This source reads the entire contents of a BigQuery table. BigQuery is Google's serverless, highly scalable, enterprise data warehouse. Data from the BigQuery table is first exported to a temporary location on Google Cloud Storage, then read into the pipeline from there.
If the plugin is run on a Google Cloud Dataproc cluster, the service account key does not need to be provided and can be set to 'auto-detect'. Credentials will be automatically read from the cluster environment.
If the plugin is not run on a Dataproc cluster, the path to a service account key must be provided. The service account key can be found on the Dashboard in the Cloud Platform Console. Make sure the account key has permission to access BigQuery and Google Cloud Storage. The service account key file needs to be available on every node in your cluster and must be readable by all users running the job.

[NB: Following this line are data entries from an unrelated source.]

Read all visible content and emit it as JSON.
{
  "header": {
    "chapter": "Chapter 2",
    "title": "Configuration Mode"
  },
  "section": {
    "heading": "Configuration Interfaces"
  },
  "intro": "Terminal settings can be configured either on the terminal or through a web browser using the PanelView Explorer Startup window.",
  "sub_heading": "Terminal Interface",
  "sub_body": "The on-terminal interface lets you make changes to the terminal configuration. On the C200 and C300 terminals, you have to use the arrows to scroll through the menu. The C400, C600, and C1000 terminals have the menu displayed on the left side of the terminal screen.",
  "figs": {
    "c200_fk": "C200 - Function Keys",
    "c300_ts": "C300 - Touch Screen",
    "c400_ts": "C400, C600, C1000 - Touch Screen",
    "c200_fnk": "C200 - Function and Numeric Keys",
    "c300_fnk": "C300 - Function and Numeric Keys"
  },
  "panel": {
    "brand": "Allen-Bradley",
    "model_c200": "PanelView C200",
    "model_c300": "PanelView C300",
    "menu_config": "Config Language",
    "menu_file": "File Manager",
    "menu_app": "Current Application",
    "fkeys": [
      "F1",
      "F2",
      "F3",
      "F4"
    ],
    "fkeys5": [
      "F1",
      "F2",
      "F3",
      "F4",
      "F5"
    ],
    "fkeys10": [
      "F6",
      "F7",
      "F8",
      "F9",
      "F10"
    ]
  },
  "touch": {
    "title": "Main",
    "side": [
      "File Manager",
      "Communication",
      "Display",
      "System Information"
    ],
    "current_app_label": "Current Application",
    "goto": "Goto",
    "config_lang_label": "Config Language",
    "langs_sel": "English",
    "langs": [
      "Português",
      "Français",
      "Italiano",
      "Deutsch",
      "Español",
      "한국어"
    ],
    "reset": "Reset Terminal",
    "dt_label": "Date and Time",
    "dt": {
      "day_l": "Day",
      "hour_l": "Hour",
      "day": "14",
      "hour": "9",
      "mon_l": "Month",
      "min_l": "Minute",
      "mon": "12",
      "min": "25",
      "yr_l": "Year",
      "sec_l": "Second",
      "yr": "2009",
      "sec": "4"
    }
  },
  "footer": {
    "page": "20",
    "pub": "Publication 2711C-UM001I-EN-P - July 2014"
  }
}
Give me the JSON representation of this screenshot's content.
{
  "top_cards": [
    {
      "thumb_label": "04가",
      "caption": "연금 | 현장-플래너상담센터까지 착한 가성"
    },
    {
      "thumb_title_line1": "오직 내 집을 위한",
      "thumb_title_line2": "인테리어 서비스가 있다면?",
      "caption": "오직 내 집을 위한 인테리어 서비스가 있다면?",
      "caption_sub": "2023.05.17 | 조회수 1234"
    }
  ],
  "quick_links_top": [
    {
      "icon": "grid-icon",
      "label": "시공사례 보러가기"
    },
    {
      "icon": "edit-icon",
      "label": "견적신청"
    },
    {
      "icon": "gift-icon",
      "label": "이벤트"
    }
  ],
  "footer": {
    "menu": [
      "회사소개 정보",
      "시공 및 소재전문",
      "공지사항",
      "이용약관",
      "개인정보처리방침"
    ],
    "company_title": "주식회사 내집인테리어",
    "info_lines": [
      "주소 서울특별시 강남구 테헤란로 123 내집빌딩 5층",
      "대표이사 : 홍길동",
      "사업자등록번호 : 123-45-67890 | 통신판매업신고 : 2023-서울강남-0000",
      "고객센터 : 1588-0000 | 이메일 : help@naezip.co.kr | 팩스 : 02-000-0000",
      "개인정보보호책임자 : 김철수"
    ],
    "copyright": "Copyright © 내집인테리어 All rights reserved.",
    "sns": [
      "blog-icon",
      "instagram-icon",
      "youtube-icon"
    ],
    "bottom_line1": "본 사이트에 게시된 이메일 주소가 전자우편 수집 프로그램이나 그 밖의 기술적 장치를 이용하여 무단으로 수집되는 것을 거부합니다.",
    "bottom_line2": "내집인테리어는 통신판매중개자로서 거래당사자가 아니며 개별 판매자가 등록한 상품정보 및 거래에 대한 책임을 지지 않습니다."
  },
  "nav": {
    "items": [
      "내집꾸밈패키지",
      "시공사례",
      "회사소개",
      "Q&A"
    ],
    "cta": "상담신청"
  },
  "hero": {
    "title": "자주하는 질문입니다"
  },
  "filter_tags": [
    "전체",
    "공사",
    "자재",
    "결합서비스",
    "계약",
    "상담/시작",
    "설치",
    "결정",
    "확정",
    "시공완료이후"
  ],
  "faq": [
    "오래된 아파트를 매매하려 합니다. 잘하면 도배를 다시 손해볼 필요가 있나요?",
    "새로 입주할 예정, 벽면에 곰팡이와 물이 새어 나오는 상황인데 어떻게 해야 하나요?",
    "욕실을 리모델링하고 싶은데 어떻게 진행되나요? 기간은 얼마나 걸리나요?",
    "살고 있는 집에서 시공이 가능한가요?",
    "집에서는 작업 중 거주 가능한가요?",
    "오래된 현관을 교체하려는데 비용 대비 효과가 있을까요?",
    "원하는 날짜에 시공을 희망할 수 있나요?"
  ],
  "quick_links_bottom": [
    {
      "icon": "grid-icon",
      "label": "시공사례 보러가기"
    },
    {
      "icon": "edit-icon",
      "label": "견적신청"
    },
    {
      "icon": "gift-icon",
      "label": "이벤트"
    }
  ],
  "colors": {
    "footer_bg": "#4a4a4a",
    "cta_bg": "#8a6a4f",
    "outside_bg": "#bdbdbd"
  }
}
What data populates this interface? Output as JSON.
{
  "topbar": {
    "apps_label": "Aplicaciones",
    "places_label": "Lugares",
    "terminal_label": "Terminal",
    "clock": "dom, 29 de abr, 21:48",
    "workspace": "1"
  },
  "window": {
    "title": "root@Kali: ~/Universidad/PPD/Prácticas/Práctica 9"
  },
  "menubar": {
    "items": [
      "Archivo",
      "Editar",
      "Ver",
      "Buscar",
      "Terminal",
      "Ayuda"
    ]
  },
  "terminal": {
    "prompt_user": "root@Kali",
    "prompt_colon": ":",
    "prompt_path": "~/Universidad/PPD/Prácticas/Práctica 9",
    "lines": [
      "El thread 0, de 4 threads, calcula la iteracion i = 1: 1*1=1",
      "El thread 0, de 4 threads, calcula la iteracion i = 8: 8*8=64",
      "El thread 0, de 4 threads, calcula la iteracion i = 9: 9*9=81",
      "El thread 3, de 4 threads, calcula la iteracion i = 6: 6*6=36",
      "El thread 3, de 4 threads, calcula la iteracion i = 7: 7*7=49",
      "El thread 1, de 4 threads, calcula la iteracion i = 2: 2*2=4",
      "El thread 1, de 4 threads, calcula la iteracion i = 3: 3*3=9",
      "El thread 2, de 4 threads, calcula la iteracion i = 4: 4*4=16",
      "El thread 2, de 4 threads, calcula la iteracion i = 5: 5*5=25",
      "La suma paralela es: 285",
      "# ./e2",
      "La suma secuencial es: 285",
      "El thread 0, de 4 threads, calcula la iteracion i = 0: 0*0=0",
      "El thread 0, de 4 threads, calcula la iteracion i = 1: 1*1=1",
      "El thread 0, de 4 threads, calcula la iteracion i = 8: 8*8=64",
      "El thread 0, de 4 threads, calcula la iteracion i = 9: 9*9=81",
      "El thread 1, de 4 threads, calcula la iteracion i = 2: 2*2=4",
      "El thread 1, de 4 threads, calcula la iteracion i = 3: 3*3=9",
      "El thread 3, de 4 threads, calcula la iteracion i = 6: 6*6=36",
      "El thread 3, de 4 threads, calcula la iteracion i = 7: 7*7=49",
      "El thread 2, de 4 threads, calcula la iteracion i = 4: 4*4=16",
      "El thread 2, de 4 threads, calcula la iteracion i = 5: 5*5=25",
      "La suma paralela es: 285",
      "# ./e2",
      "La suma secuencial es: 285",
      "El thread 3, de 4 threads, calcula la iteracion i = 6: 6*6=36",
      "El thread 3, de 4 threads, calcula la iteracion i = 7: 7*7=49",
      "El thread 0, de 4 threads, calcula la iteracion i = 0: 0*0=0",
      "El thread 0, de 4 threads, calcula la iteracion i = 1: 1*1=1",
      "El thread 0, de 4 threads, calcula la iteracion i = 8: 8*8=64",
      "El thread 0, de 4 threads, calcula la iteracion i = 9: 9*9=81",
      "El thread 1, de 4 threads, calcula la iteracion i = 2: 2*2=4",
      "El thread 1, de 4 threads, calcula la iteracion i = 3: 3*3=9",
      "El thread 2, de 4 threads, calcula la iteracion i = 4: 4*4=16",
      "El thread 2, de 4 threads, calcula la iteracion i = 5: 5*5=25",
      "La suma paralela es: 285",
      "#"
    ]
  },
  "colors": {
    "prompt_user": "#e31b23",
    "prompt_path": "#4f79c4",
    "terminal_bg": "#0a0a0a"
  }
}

Reference Name: Name used to uniquely identify this source for lineage, annotating metadata, etc.
Use Connection Whether to use a connection. If a connection is used, you do not need to provide the credentials.
Connection Name of the connection to use. Project and service account information will be provided by the connection. You also can use the macro function ${conn(connection-name)}.
Project ID: Google Cloud Project ID, which uniquely identifies a project.
It can be found on the Dashboard in the Google Cloud Platform Console. This is the project
that the BigQuery job will run in. BigQuery Job User role on this project must be granted to the specified service
account to run the job. If a temporary bucket needs to be created, the bucket will also be created in this project and
'GCE Storage Bucket Admin' role on this project must be granted to the specified service account to create buckets.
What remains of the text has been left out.